Some of this stems from ASIC’s Regulatory Guide 97 (RG 97), which governs how funds, including super funds, disclose fees and costs to retail investors. Designed for transparency, it has made it difficult for funds to pay private credit managers fairly for the labour-intensive work of origination, monitoring and restructuring.

The solution isn’t to demonise them but to modernise the rules. Regulators should clarify how super funds can legitimately pay for credit expertise without distorting the appearance of low fees. Otherwise, the market will drift toward misleading ‘low-fee’ models that hide true costs and misalign incentives.

The interim report gets many things right: transparency, liquidity management, and consistent terminology. But it understates how low fund-level leverage makes private credit more stable than banks, and it does not fully differentiate between institutional and retail segments.
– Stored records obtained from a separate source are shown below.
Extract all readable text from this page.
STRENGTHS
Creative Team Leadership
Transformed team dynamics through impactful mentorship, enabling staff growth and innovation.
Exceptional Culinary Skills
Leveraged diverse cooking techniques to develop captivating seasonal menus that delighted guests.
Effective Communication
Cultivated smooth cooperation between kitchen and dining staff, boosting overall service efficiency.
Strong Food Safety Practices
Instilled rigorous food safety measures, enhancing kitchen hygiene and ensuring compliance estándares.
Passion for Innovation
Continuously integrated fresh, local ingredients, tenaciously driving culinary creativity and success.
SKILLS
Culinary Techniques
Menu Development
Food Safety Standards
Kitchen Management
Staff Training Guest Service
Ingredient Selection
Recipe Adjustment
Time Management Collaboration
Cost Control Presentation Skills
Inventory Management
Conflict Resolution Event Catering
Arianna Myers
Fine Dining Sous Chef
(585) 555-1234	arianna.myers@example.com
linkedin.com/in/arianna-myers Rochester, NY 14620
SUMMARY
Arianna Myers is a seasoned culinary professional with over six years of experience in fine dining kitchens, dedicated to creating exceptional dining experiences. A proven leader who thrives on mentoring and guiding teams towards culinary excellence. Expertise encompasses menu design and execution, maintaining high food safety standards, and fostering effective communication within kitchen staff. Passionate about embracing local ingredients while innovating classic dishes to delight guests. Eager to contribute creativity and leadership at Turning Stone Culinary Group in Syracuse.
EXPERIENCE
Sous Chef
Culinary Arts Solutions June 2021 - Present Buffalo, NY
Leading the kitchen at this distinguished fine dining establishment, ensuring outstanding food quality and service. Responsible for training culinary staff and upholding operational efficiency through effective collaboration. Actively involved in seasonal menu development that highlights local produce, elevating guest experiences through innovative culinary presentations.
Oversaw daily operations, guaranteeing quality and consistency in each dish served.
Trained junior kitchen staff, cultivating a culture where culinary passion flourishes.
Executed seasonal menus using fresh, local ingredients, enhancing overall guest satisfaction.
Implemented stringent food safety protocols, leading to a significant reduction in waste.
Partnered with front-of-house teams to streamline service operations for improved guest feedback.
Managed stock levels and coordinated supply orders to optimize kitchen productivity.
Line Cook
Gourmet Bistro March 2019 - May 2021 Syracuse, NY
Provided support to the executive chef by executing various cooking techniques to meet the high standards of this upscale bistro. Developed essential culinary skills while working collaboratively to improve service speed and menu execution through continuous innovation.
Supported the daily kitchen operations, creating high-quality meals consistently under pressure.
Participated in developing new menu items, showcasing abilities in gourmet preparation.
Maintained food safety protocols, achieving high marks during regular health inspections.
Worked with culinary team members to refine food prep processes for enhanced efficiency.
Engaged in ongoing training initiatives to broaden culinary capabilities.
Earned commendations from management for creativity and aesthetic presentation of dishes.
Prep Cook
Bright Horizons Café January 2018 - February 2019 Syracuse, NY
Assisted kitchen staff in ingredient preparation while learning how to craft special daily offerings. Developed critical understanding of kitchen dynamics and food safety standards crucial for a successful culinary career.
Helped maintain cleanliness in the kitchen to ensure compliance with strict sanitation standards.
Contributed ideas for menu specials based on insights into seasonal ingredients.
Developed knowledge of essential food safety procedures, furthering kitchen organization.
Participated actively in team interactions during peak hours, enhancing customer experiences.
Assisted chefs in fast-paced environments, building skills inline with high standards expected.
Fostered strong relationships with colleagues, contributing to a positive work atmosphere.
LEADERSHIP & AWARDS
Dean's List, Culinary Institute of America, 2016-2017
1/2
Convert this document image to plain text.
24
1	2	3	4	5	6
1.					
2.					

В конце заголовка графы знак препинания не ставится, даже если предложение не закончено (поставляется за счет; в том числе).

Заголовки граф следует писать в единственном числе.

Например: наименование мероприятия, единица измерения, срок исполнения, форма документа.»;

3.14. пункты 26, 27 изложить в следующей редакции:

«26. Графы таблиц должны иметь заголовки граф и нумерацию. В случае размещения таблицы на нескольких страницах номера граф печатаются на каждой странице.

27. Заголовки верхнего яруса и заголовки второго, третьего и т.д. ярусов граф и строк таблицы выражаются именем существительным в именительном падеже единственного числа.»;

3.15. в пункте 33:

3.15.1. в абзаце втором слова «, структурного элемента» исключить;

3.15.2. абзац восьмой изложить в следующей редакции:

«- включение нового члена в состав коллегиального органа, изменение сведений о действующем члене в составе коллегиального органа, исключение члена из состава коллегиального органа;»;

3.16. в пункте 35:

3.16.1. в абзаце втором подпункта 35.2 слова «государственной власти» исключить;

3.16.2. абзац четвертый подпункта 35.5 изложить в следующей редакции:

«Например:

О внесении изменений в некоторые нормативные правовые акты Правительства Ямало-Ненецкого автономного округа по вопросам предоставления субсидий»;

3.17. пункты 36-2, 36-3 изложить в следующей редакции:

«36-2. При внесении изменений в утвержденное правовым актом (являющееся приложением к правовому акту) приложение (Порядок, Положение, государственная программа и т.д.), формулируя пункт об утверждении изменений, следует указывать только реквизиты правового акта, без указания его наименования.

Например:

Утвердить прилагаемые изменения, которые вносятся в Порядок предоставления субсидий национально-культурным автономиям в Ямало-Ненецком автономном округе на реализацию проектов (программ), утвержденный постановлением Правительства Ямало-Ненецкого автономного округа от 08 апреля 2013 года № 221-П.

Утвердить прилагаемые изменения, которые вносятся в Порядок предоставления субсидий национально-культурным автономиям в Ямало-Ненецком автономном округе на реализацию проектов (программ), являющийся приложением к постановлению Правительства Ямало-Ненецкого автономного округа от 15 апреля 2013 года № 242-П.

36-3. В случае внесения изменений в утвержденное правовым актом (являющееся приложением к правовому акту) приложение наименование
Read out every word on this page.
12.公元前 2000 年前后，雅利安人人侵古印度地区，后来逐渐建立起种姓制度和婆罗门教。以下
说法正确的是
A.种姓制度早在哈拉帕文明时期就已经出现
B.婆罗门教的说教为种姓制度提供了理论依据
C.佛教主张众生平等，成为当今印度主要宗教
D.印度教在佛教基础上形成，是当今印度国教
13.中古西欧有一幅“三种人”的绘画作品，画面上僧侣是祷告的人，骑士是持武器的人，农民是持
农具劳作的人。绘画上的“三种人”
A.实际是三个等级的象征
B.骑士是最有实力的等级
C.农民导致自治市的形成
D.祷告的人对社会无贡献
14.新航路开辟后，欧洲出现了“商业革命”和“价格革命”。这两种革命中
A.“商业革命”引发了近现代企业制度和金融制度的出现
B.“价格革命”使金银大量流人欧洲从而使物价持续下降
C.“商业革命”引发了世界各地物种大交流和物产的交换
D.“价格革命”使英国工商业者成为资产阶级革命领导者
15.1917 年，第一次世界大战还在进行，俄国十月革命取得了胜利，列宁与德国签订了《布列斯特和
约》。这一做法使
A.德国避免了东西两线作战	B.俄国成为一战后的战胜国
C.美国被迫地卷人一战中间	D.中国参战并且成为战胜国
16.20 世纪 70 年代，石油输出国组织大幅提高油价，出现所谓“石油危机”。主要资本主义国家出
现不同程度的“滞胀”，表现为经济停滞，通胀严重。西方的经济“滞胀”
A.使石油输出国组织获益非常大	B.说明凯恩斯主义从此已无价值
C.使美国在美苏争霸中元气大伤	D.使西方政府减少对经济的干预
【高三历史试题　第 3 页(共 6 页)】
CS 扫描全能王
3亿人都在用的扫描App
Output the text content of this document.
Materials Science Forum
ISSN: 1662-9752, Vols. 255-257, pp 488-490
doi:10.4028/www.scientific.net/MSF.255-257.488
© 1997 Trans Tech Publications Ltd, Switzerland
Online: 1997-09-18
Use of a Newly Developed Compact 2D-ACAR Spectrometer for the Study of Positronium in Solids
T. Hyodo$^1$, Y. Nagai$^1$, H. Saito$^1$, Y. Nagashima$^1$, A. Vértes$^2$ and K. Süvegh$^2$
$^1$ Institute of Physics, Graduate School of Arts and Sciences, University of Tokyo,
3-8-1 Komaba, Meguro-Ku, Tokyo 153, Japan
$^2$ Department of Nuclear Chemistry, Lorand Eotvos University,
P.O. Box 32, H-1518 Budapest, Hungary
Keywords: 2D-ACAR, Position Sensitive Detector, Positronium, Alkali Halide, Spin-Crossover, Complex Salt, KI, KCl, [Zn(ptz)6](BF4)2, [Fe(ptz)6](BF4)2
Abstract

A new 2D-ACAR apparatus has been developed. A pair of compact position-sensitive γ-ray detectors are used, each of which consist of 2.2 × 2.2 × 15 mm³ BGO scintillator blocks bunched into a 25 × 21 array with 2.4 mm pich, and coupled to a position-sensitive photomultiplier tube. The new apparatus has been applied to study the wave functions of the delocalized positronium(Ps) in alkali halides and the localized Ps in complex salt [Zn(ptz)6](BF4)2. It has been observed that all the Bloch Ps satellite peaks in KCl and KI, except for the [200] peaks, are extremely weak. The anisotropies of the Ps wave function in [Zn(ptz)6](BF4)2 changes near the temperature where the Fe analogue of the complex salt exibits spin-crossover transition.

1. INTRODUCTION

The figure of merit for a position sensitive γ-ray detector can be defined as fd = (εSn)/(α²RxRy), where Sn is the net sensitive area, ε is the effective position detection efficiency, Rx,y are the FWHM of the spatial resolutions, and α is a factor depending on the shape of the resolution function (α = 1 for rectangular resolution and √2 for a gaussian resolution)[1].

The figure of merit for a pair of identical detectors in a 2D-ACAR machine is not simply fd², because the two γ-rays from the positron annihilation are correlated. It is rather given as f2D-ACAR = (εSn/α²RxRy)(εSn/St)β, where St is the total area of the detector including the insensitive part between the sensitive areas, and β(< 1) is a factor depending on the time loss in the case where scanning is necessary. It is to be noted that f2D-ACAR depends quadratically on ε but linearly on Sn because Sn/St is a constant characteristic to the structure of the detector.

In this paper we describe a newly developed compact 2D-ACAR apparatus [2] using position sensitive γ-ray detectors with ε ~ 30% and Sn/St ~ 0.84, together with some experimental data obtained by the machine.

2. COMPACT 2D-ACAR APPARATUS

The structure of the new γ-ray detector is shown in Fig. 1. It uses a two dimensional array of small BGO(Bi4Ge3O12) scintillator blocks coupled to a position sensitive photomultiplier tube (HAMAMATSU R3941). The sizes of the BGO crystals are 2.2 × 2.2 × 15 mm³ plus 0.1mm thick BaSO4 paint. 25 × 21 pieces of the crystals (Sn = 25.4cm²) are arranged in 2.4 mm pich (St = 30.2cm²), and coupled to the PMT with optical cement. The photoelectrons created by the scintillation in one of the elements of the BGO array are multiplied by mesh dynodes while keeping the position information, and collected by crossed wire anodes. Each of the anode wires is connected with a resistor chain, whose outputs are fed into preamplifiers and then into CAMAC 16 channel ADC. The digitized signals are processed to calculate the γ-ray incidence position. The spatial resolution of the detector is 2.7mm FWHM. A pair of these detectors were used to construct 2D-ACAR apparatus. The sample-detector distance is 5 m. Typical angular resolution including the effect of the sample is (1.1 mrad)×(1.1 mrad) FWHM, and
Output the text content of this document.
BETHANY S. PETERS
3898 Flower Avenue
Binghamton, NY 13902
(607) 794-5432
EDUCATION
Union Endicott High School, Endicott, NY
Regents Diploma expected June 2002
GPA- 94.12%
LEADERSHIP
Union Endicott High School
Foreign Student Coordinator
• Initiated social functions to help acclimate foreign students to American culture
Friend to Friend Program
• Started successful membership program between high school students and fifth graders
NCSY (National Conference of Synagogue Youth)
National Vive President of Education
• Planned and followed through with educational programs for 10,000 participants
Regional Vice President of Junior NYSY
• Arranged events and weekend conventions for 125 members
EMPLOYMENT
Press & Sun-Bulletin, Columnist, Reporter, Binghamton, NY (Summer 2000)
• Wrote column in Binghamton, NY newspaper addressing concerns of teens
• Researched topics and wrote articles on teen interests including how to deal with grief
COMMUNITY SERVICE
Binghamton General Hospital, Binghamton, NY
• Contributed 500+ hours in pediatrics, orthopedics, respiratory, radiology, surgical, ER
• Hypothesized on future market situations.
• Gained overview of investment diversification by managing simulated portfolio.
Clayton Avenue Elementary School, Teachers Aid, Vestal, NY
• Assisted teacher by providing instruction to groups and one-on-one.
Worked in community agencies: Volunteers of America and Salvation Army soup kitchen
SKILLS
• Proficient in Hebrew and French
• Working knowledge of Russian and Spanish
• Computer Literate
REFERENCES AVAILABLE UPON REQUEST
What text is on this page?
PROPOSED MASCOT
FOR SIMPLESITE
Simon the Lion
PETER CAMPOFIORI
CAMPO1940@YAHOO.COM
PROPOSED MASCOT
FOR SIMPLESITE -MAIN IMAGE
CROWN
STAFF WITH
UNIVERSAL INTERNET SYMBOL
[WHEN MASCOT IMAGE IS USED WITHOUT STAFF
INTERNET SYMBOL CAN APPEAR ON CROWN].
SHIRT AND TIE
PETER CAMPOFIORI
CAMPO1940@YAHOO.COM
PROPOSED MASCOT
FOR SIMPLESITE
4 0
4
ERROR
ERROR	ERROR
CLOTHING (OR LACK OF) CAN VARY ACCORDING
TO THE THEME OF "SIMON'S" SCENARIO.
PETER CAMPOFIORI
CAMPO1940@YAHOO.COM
A more detailed report due in November will no doubt expand on these themes and address some of the concerns that have been raised.

To sustain the vitality of the private credit sector, we need smarter standards – transparent fees, realistic liquidity terms, and differentiated regulation that recognises the industry’s diversity. If we get that balance right, private credit can protect inexperienced investors, empower professionals, and strengthen the real economy – without taxpayer backing. That’s a goal worth pursuing.